KEA

Leaving behind the land of Attica in search of the "world of the islands", the traveller sails along in the open sea to see the westernmost inhabited Cycladic island : KEA.

The view of the barren coastal landscape, prepares for a similarly barren view of the island’s inland areas. The newcomer will therefore be surprised upon arrival in KEA (TZIA) as soon as he gets into the large safe bay of Agios Nikolaos and lands on the mole of Korissia. Inland areas of colourful vegetation with deep gullies, verdant mountains, covered in oaktrees and dotted with cottages will gradually spread before the traveller’s eyes… Among them, in a prominent position, lies Ioulis, an amphitheatrical complex of superb architecture, the mountainous community which determines with its presence the life on the island.

Discovering TZIA will ravish the restless, sensitive traveller. He will often be magnetized by a singular, almost never before experienced appeal. It seems that there is a primeval, eternal sanctity oozing out everywhere on the island… an irresistible power arising from nature and fed by an overwhelming historic past.
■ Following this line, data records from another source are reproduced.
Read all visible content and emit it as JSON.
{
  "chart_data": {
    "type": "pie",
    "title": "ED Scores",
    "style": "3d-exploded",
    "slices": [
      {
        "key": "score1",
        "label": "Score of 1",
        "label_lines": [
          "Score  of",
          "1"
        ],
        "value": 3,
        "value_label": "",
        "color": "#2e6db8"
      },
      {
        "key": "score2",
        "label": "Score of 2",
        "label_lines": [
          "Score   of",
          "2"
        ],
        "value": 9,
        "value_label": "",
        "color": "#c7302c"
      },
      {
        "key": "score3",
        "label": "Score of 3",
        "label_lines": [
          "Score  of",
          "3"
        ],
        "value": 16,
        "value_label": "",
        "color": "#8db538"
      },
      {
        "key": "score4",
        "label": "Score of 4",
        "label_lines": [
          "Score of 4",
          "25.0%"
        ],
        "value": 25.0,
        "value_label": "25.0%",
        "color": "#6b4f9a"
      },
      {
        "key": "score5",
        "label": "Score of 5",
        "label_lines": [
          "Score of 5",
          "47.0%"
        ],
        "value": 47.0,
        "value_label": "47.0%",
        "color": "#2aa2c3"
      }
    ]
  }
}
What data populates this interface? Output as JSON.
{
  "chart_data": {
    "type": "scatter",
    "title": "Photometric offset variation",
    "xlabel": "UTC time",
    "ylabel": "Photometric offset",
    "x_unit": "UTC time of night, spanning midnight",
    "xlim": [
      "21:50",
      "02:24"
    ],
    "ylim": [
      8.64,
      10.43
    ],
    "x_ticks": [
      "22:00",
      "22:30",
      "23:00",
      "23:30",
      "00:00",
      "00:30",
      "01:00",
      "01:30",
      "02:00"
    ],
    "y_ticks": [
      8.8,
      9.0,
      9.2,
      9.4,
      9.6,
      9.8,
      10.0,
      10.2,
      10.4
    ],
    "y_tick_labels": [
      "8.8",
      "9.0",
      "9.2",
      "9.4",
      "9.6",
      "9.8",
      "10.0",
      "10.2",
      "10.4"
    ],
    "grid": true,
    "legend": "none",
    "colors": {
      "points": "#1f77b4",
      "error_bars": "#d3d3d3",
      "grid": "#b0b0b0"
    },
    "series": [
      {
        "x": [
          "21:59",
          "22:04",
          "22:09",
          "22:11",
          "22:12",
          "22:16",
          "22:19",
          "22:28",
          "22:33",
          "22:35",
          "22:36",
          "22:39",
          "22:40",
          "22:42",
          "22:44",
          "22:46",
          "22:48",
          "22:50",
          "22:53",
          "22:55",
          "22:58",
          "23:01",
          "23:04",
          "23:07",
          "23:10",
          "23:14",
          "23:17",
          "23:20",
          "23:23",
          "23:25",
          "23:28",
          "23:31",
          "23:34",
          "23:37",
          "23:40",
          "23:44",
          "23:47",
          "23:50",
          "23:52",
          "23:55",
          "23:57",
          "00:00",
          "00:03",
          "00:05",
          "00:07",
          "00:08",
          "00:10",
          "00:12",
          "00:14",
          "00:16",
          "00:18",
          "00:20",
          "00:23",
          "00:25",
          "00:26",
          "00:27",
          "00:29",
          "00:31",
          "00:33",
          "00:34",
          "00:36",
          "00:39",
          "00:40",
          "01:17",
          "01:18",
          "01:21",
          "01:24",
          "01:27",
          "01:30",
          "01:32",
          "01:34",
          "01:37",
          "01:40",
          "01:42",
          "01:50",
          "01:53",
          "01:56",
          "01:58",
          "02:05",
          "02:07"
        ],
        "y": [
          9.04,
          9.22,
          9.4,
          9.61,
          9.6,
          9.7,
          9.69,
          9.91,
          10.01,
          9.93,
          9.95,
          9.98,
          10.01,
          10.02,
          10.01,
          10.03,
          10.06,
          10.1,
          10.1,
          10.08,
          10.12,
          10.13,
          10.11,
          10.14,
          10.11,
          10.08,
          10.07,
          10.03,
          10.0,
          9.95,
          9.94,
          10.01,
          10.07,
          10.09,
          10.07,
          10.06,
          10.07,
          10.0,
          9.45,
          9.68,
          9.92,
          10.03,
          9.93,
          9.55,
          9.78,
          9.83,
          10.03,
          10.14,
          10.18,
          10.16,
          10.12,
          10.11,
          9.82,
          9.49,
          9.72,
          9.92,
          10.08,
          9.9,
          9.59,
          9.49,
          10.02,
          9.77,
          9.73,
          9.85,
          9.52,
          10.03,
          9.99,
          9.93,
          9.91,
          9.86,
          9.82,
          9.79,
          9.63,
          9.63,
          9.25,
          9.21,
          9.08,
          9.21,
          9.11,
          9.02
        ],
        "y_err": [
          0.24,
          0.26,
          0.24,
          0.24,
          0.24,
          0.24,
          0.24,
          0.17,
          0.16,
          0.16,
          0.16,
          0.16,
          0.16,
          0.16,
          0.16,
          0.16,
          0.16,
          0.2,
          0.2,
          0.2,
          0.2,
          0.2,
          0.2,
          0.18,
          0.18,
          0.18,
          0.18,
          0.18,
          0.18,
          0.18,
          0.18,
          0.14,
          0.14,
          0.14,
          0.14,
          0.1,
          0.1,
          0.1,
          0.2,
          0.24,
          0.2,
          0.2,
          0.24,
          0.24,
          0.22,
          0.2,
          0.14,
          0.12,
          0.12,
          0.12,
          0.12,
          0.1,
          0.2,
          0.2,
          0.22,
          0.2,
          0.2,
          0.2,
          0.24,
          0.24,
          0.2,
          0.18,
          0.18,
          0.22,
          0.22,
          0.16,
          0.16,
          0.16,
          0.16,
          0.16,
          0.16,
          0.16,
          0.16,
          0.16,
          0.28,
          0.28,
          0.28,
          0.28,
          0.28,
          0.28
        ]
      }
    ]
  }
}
This sanctity, as feeling or experience, for those who will appreciate the qualities of TZIA, has been reflected and included in the natural and human element of KEA for thousands of years.

The human achievements and the mystery of nature compose an unbreakable entity, illustrating a complete panorama of the "archaic lifestyle". This depiction could be compressed in the phrase "the magnificence of Kean humbleness", assuming that magnificent is what has resulted, been preserved or evolved within six millennia of civilization, stamped with the plainness as well as the self-sufficiency of life on TZIA. That is, if we consider magnificent everything on the island that has remained unchanged, pure, mystic…

TZIA is the caring Mother showing ineffable affection towards her children… At the same time it is also the Maiden, the girl of the "just and modest sword", who reveals her hidden charms with rare discretion, on conditions that he who will dare to mate with her, should be absolutely pure… These charms are preserved with extreme care in the rustle of the leaves of a perennial oak-tree or the endless pounding of the waves against the craggy headlands, or perhaps in the broad smile of a secluded villager!